Je pouvais voir derrière les collines et la bordure de cocotiers ce morceau d’océan, dont le bleu devenait de minute en minute, plus sombre. J’en devinais au loin la courbure. Les lumières de la ville s’allumaient progressivement portant en triomphe les néons de Coca, de Pepsi, de Corona. Portés par le vent, les nuages disparurent comme pas enchantement tandis que les rares bateaux mouillés dans la baie, s’arrêtaient de tirer sur leurs chaînes. Il y avait comme deux clans qui coexistaient.
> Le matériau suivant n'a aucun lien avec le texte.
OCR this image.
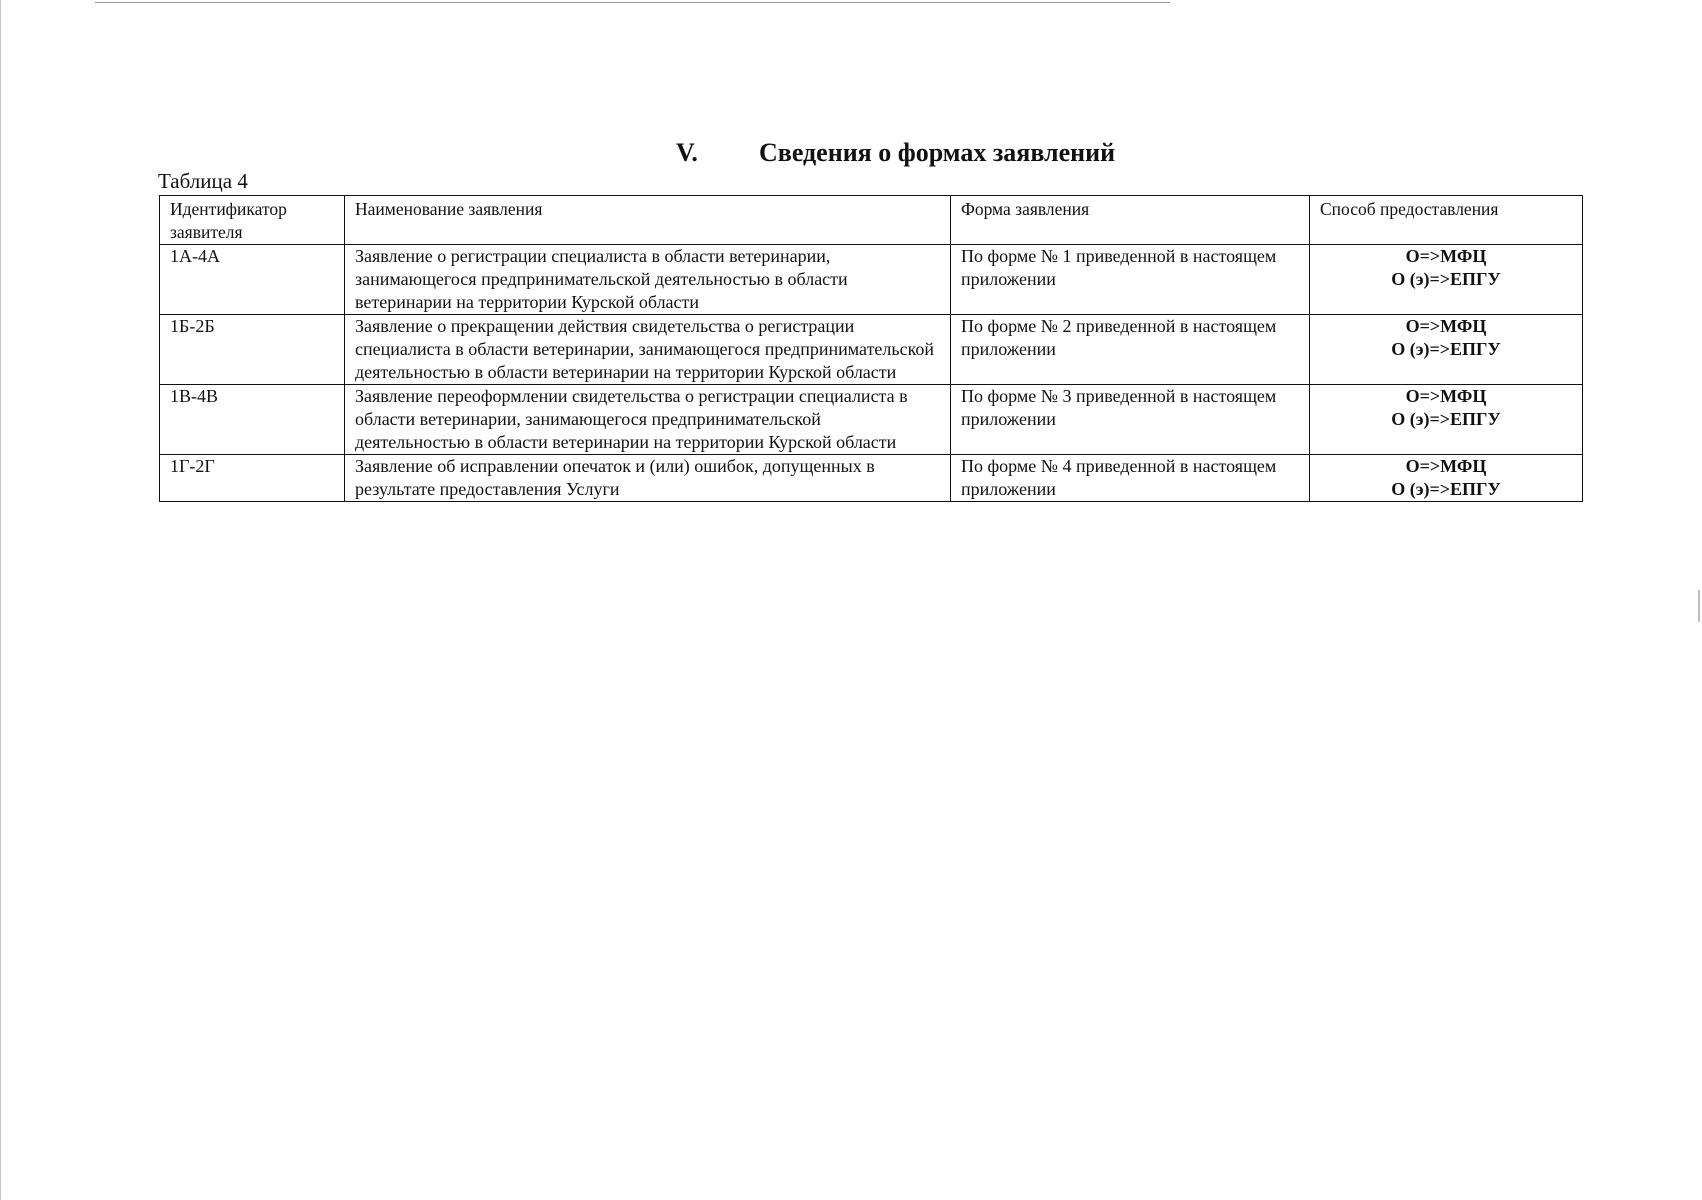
V. Сведения о формах заявлений
Таблица 4
Идентификатор заявителя	Наименование заявления	Форма заявления	Способ предоставления
1А-4А	Заявление о регистрации специалиста в области ветеринарии, занимающегося предпринимательской деятельностью в области ветеринарии на территории Курской области	По форме № 1 приведенной в настоящем приложении	О=>МФЦ
О (э)=>ЕПГУ

1Б-2Б	Заявление о прекращении действия свидетельства о регистрации специалиста в области ветеринарии, занимающегося предпринимательской деятельностью в области ветеринарии на территории Курской области	По форме № 2 приведенной в настоящем приложении	О=>МФЦ
О (э)=>ЕПГУ

1В-4В	Заявление переоформлении свидетельства о регистрации специалиста в области ветеринарии, занимающегося предпринимательской деятельностью в области ветеринарии на территории Курской области	По форме № 3 приведенной в настоящем приложении	О=>МФЦ
О (э)=>ЕПГУ

1Г-2Г	Заявление об исправлении опечаток и (или) ошибок, допущенных в результате предоставления Услуги	По форме № 4 приведенной в настоящем приложении	О=>МФЦ
О (э)=>ЕПГУ
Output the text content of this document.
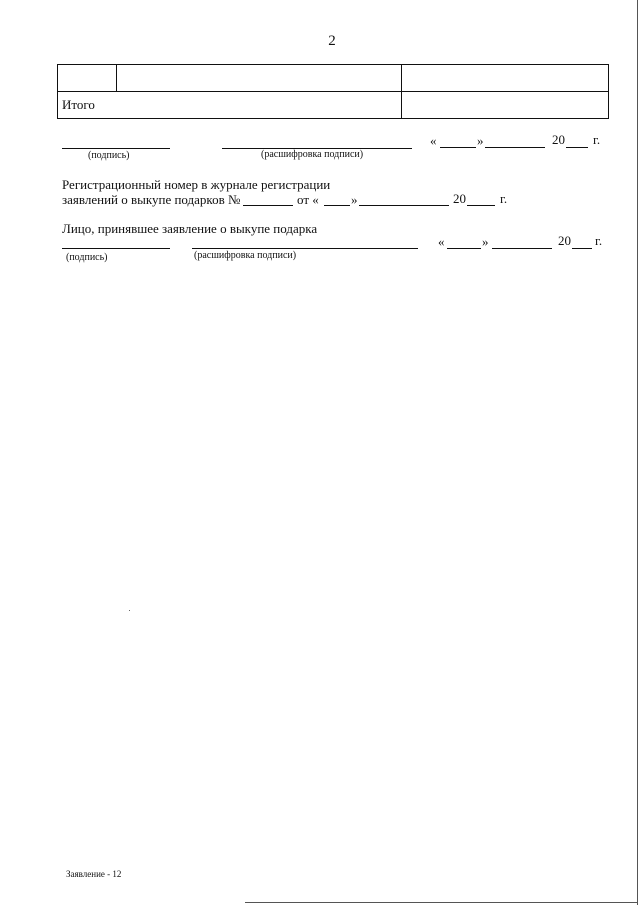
2

Итого		
(подпись)	(расшифровка подписи)
«	»	20 г.
Регистрационный номер в журнале регистрации
заявлений о выкупе подарков №	от « »	20	г.
Лицо, принявшее заявление о выкупе подарка
(подпись)	(расшифровка подписи)
«	»	20 г.
Заявление - 12
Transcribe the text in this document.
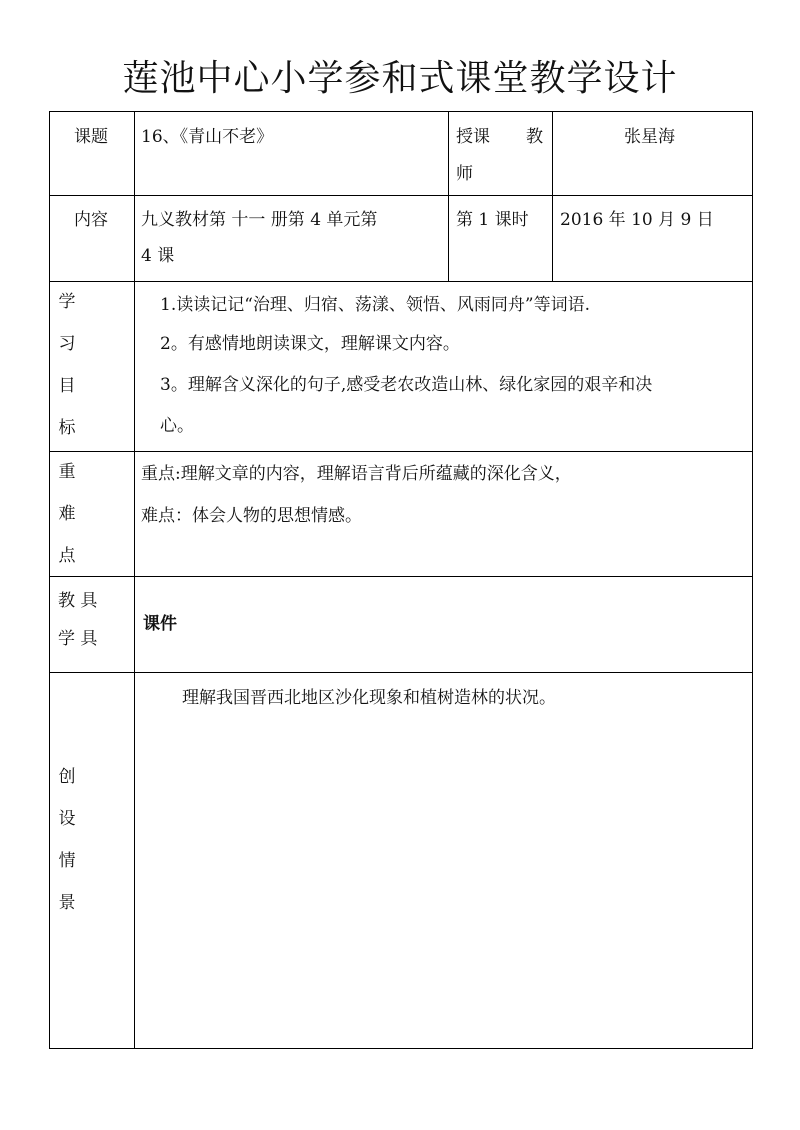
莲池中心小学参和式课堂教学设计
课题 16、《青山不老》	授课 教
师
张星海
内容 九义教材第 十一 册第 4 单元第
4 课
第 1 课时 2016 年 10 月 9 日
学
习
目
标
1.读读记记“治理、归宿、荡漾、领悟、风雨同舟”等词语.
2。有感情地朗读课文，理解课文内容。
3。理解含义深化的句子,感受老农改造山林、绿化家园的艰辛和决
心。
重
难
点
重点:理解文章的内容，理解语言背后所蕴藏的深化含义，
难点：体会人物的思想情感。
教 具
学 具
课件
创
设
情
景
理解我国晋西北地区沙化现象和植树造林的状况。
Les uns agitant les symboles de la modernité et du progrès, les autres ceux d’une nature sauvage et diverse… Deux chalutiers passèrent dans la zone éclairée du port, précédés d’une vague qui les rattrapait à mesure qu’ils ralentissaient. Les autres bateaux déjà à quai tirèrent sur leurs laisses et sur leurs colliers comme des chiens assoupis qu’on dérangeait, mais pas assez éveillés pour aboyer. 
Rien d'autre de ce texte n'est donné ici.